These are two problems which I have been trying to solve.
The arithmetic mean of twin primes 5 and 7 is 6 which is a triangular number. Do there exist any other such twin primes? If they exist find a pair otherwise prove that there do not exist any other such twin primes.
Let the smaller prime be $p$. The larger one is $p+2$. Their mean is $p+1$. Triangular numbers are of the form $\frac{n(n+1)}{2}$. So,
$$\frac{p+p+2}{2} = \frac{n(n+1)}{2}$$
How do I proceed further?
The arithmetic mean of twin primes 3 and 5 is 4 which is a perfect square. Do there exist any other such twin primes? If they exist find a pair otherwise prove that there do not exist any other such twin primes.

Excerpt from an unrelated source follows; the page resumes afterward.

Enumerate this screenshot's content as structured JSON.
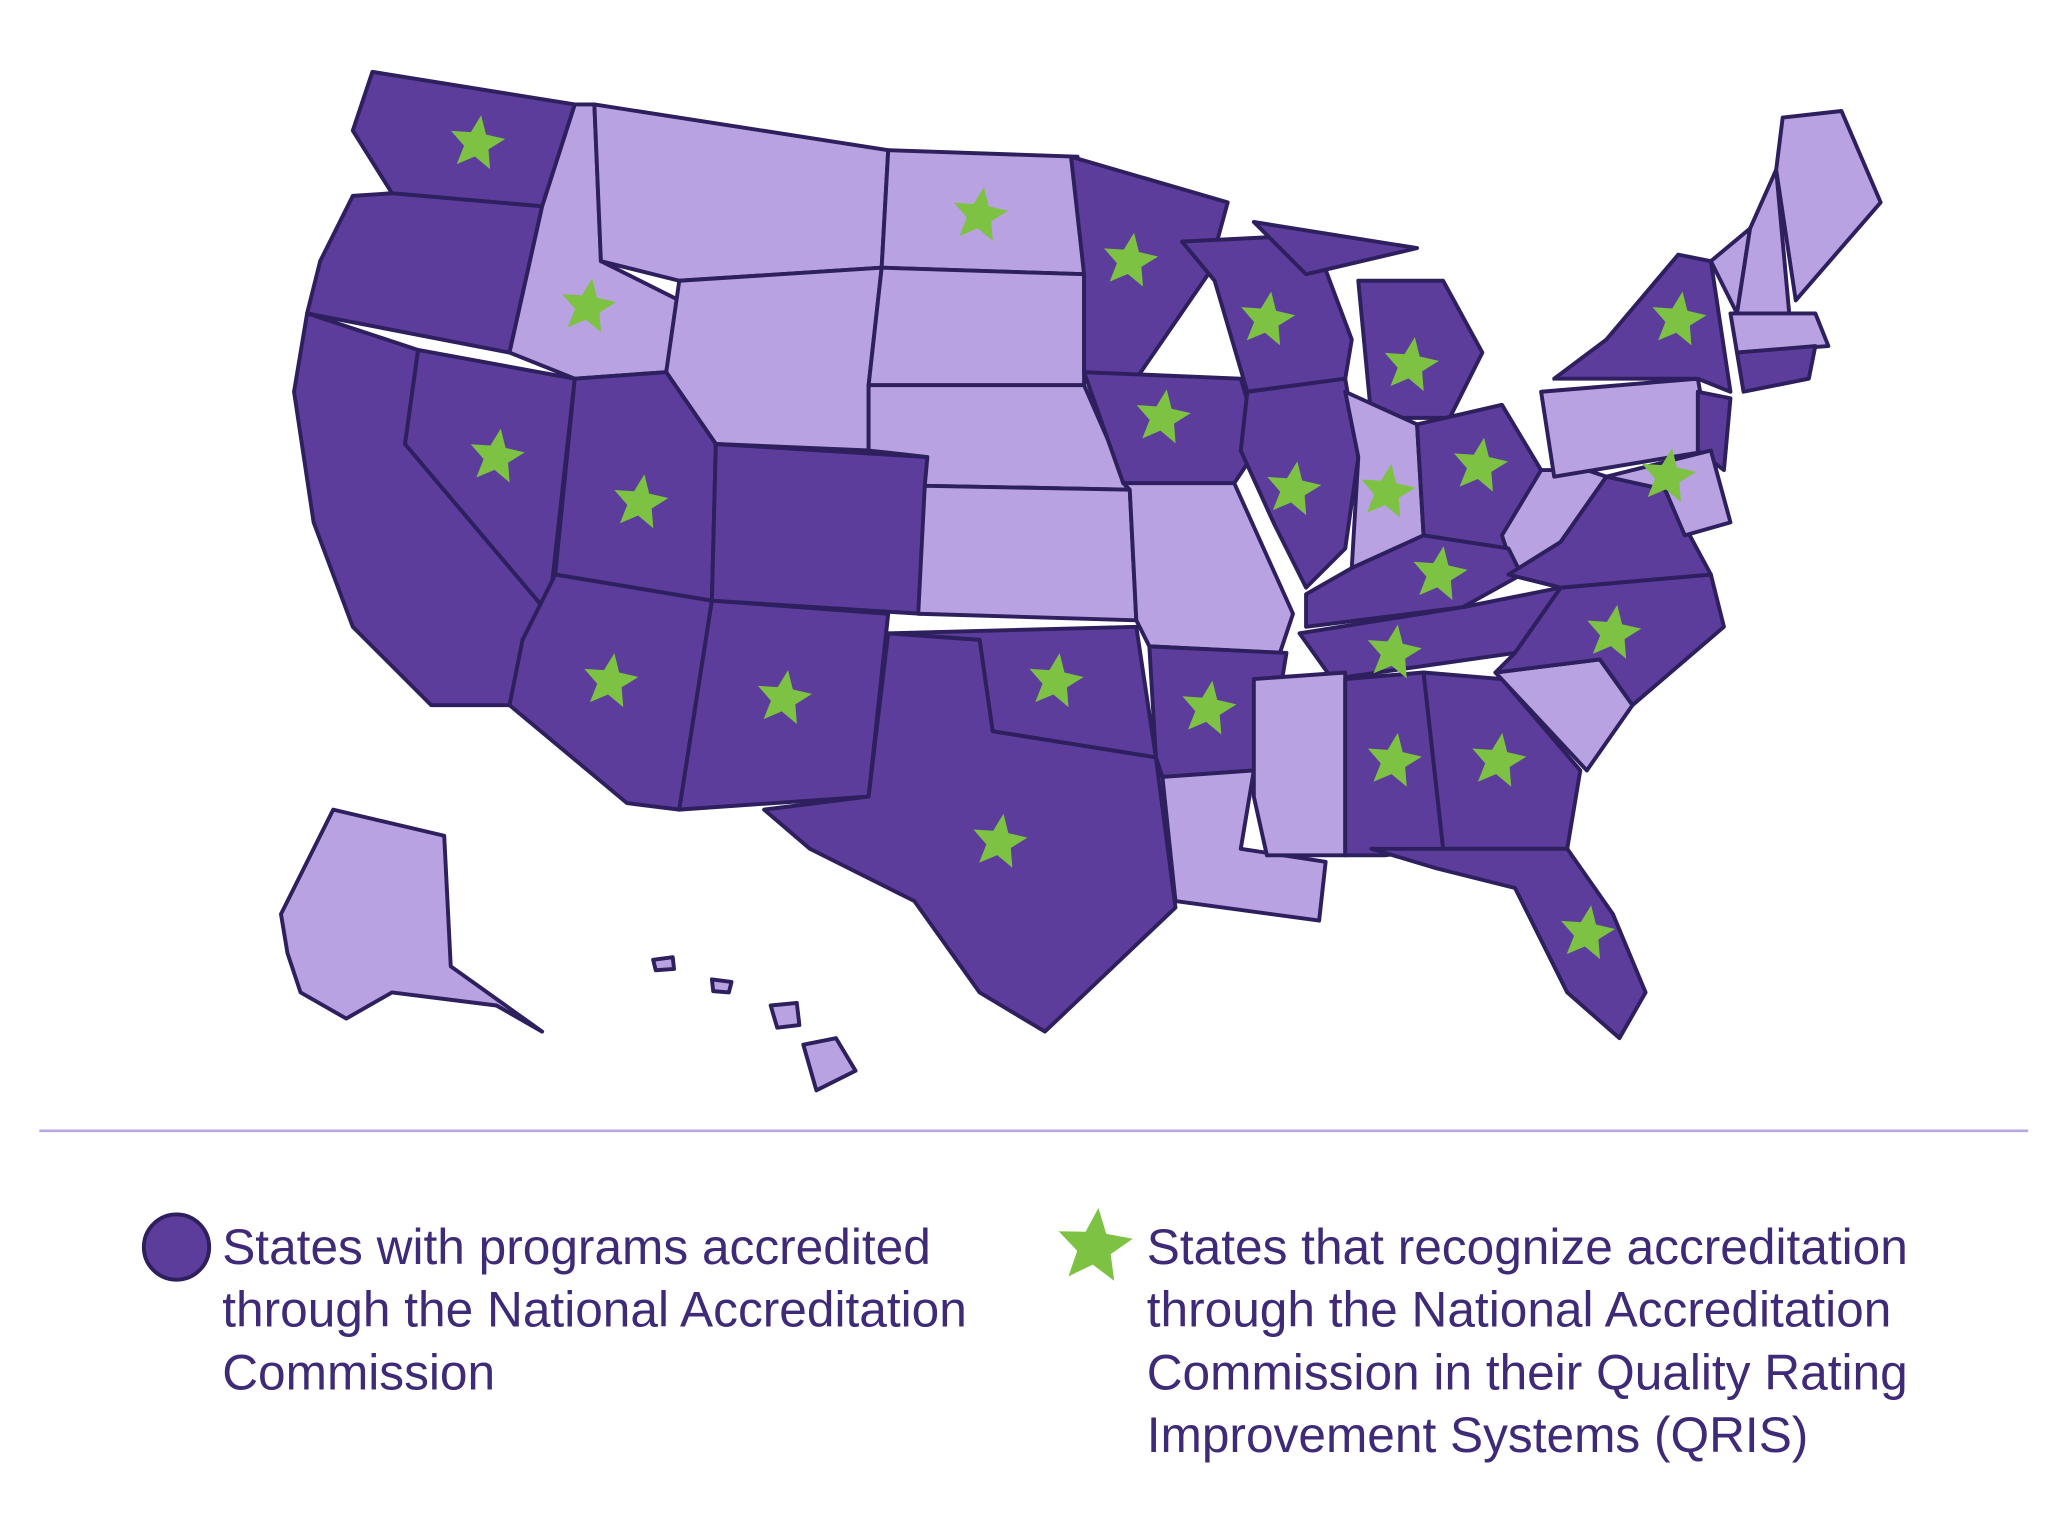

I have made no progress in this one.
Thanks.
On the first one:
$$p+1 = \frac{n(n+1)}{2}$$ $$p = \frac{n(n+1)}{2} - 1$$ $$p = \frac{(n^2 + n - 2)}{2}$$ $$p = \frac{(n-1)(n+2)}{2}$$
Since $p$ is prime, $(n-1)/2 = 1$, so $n=3$ and $p+1 = n(n-1)/2 = 3*4/2 = 6$; or $n-1 = 1$ so $p+1 = 3$ (which, when we go back and check, is not a solution as $p+2 = 4$ and we're looking at twin primes). This proves $p+1 = 6$ is the only average of twin primes that is a triangular number.
On the second one:
$$p+1 = n^2$$ $$p = n^2 - 1$$ $$p = (n-1)(n+1)$$
Since $p$ is prime, $n-1 = 1$. This yields $p+1 = n^2 = 2^2 = 4$. This proves $p+1 = 4$ is the only average of twin primes that is a perfect square.